I’ve read a passage or two before. I’d say there are bits that would qualify as social anthropology, probably before the field was even really known about.
Will not spoof… I know little about Arabia Deserta except that it is travel writing (of apparently the kind you broach) and was a huge influence on one of my favourite writers, Henry Green.
I think a lot of people put off reading certain books: Ulysses, Moby-Dick, Gravity’s Rainbow, Black Lamb and Grey Falcon. Another one is Arabia Deserta.
My experience is that such effort is well spent. So…
I think what takes it beyond a lot of travel writing was he spent time living with the Bedouin people, as opposed to just writing about them from afar. That’s where I’m probably linking it a little towards social anthropology, even if Doughty wouldn’t have considered himself an anthropologist (and I’m not sure if others have either!).
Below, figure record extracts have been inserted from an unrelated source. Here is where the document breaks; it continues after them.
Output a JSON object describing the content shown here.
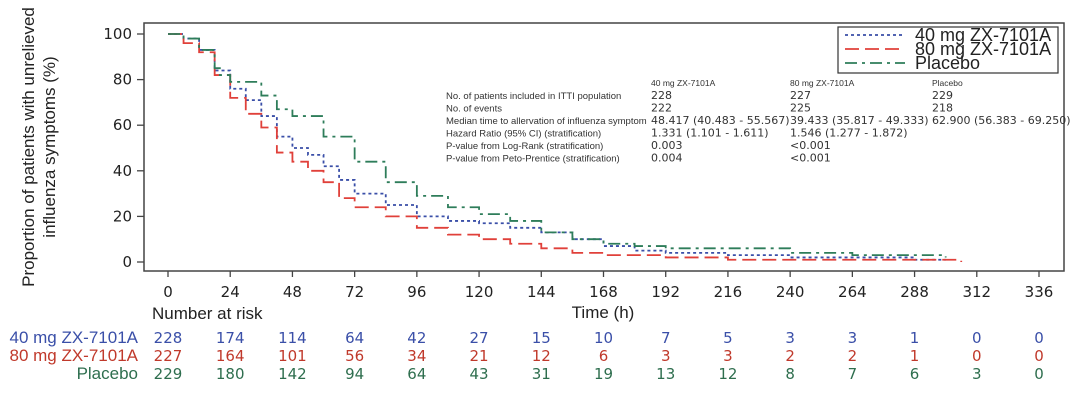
{
  "chart_data": {
    "type": "line",
    "subtype": "kaplan-meier step curve",
    "title": "",
    "xlabel": "Time (h)",
    "ylabel": "Proportion of patients with unrelieved influenza symptoms (%)",
    "ylabel_lines": [
      "Proportion of patients with unrelieved",
      "influenza symptoms (%)"
    ],
    "xlim": [
      0,
      336
    ],
    "ylim": [
      0,
      100
    ],
    "x_ticks": [
      0,
      24,
      48,
      72,
      96,
      120,
      144,
      168,
      192,
      216,
      240,
      264,
      288,
      312,
      336
    ],
    "y_ticks": [
      0,
      20,
      40,
      60,
      80,
      100
    ],
    "grid": false,
    "legend_position": "top-right",
    "series": [
      {
        "name": "40 mg ZX-7101A",
        "color": "#3a4fa8",
        "style": "dotted",
        "points": [
          [
            0,
            100
          ],
          [
            6,
            98
          ],
          [
            12,
            93
          ],
          [
            18,
            84
          ],
          [
            24,
            76
          ],
          [
            30,
            71
          ],
          [
            36,
            64
          ],
          [
            42,
            55
          ],
          [
            48,
            50
          ],
          [
            54,
            47
          ],
          [
            60,
            42
          ],
          [
            66,
            36
          ],
          [
            72,
            30
          ],
          [
            84,
            25
          ],
          [
            96,
            20
          ],
          [
            108,
            18
          ],
          [
            120,
            17
          ],
          [
            132,
            15
          ],
          [
            144,
            13
          ],
          [
            156,
            10
          ],
          [
            168,
            7
          ],
          [
            180,
            5
          ],
          [
            192,
            4
          ],
          [
            216,
            3
          ],
          [
            240,
            2
          ],
          [
            264,
            2
          ],
          [
            288,
            1
          ],
          [
            300,
            1
          ]
        ]
      },
      {
        "name": "80 mg ZX-7101A",
        "color": "#e0403a",
        "style": "dashed",
        "points": [
          [
            0,
            100
          ],
          [
            6,
            96
          ],
          [
            12,
            92
          ],
          [
            18,
            82
          ],
          [
            24,
            72
          ],
          [
            30,
            65
          ],
          [
            36,
            59
          ],
          [
            42,
            48
          ],
          [
            48,
            44
          ],
          [
            54,
            40
          ],
          [
            60,
            35
          ],
          [
            66,
            28
          ],
          [
            72,
            24
          ],
          [
            84,
            20
          ],
          [
            96,
            15
          ],
          [
            108,
            12
          ],
          [
            120,
            10
          ],
          [
            132,
            8
          ],
          [
            144,
            6
          ],
          [
            156,
            4
          ],
          [
            168,
            3
          ],
          [
            192,
            2
          ],
          [
            216,
            1
          ],
          [
            240,
            1
          ],
          [
            264,
            1
          ],
          [
            288,
            1
          ],
          [
            306,
            0
          ]
        ]
      },
      {
        "name": "Placebo",
        "color": "#2e7d5a",
        "style": "dash-dot",
        "points": [
          [
            0,
            100
          ],
          [
            6,
            98
          ],
          [
            12,
            93
          ],
          [
            18,
            85
          ],
          [
            20,
            82
          ],
          [
            24,
            79
          ],
          [
            36,
            73
          ],
          [
            42,
            67
          ],
          [
            48,
            64
          ],
          [
            60,
            55
          ],
          [
            72,
            44
          ],
          [
            84,
            35
          ],
          [
            96,
            29
          ],
          [
            108,
            24
          ],
          [
            120,
            21
          ],
          [
            132,
            18
          ],
          [
            144,
            13
          ],
          [
            156,
            10
          ],
          [
            168,
            8
          ],
          [
            180,
            7
          ],
          [
            192,
            6
          ],
          [
            216,
            6
          ],
          [
            240,
            4
          ],
          [
            264,
            3
          ],
          [
            288,
            3
          ],
          [
            300,
            2
          ]
        ]
      }
    ],
    "stats_table": {
      "row_labels": [
        "No. of patients included in ITTI population",
        "No. of events",
        "Median time to allervation of influenza symptom",
        "Hazard Ratio (95% CI) (stratification)",
        "P-value from Log-Rank (stratification)",
        "P-value from Peto-Prentice (stratification)"
      ],
      "columns": [
        {
          "header": "40 mg ZX-7101A",
          "values": [
            "228",
            "222",
            "48.417 (40.483 - 55.567)",
            "1.331 (1.101 - 1.611)",
            "0.003",
            "0.004"
          ]
        },
        {
          "header": "80 mg ZX-7101A",
          "values": [
            "227",
            "225",
            "39.433 (35.817 - 49.333)",
            "1.546 (1.277 - 1.872)",
            "<0.001",
            "<0.001"
          ]
        },
        {
          "header": "Placebo",
          "values": [
            "229",
            "218",
            "62.900 (56.383 - 69.250)",
            "",
            "",
            ""
          ]
        }
      ]
    },
    "risk_table": {
      "title": "Number at risk",
      "times": [
        0,
        24,
        48,
        72,
        96,
        120,
        144,
        168,
        192,
        216,
        240,
        264,
        288,
        312,
        336
      ],
      "rows": [
        {
          "name": "40 mg ZX-7101A",
          "color": "#3a4fa8",
          "values": [
            228,
            174,
            114,
            64,
            42,
            27,
            15,
            10,
            7,
            5,
            3,
            3,
            1,
            0,
            0
          ]
        },
        {
          "name": "80 mg ZX-7101A",
          "color": "#c0392b",
          "values": [
            227,
            164,
            101,
            56,
            34,
            21,
            12,
            6,
            3,
            3,
            2,
            2,
            1,
            0,
            0
          ]
        },
        {
          "name": "Placebo",
          "color": "#2e6e4e",
          "values": [
            229,
            180,
            142,
            94,
            64,
            43,
            31,
            19,
            13,
            12,
            8,
            7,
            6,
            3,
            0
          ]
        }
      ]
    }
  }
}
On the other hand, you’d have someone like Malinowski who was very much an anthropologist and probably would have scoffed at notions of being called a travel writer. As with all labels or fields of writing, the boundaries are somewhat blurred.
Yep. And spot on about blurring, I think. But you know far more about all this area than I do.
Anthropology, in a.funny way, is the 20th century’s key discipline. TS Eliot, say, was most influenced by anthropology, in strong sense. Claude Lévi-Strauss prompted decades of literary theory.
And Freud is essentially an inverted anthropologist.
Ah, I wouldn’t say that at all. I’m no anthropologist myself, but have dipped in and out of bits. It’s all cross-disciplinary anyway; as you said, you can see its influence on literary and critical theory, psychoanalysis, sociology, and so on.
Funny enough, I gave over two hours yesterday evening in Lackagh Church at Phelim Murphy’s removal. Time I was more than happy to give, with that friend. Extraordinarily massive crowd.